The public cloud is where the buzz is; the private cloud is where the enterprise money is; and the hybrid cloud is where the future is.
At the end of the day, VMware Inc. (NYSE: VMW) has proven how powerful virtualization is for transforming enterprise IT from a feudalistic, static, bureaucratic “cost center” into a more dynamic, responsive, and agile service organization that enables enhanced growth and profit margins.
Because of what it accomplished with server virtualization, VMware increased the enterprise appetite for cloud. Now, enterprises see the rise of a multitude of IaaS cloud offerings and want to be able to leverage them as needed, on demand, without lock-in. They want to optimize clouds with the same level of agility and control they achieved with servers: Let’s call it cloud virtualization.
For all intents and purposes, the hybrid cloud is cloud virtualization.
Today, the cloud ecosystem is missing some critical pieces to the cloud virtualization puzzle, so enterprises have settled for private cloud, or server virtualization deployed on dedicated servers in dedicated premises. For hybrid cloud today, those missing pieces are supplemented by extensive manual processes, so extensive that enterprises realize that moving a substantial multi-tier app and its services to an IaaS environment introduces extra costs and risks that erode control.

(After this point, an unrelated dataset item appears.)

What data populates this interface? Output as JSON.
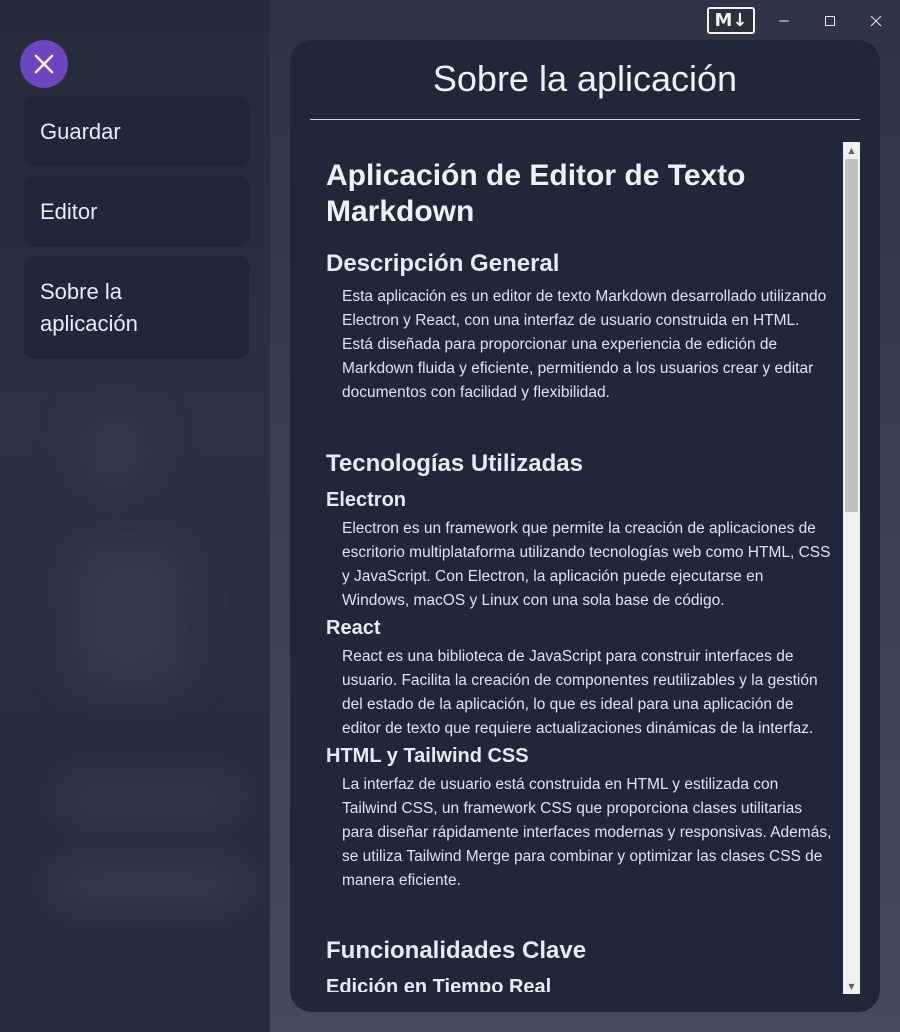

The public cloud island may indeed look attractive from a distance, but it’s an isolated island with its own operating challenges. Cloud virtualization could change all that.
Yet, if VMware and others think cloud virtualization means simply locking customers into their own cloud offering, they may find themselves similarly stranded.
Hybrid cloud (or cloud virtualization) is the promise of agility and control.
Almost half of servers shipped today are x86; proving that private cloud (server virtualization) is beyond mainstream. Perhaps in a few short years, those x86 servers will also be shipping with hybrid cloud software. If hybrid cloud software was $1,000 per server, that would mean that the hybrid cloud software total addressable market could exceed $30 billion, based on a 3-year refresh rate.
That would make hybrid cloud an attractive market for many leading tech companies, including VMware, Microsoft, Oracle, and others.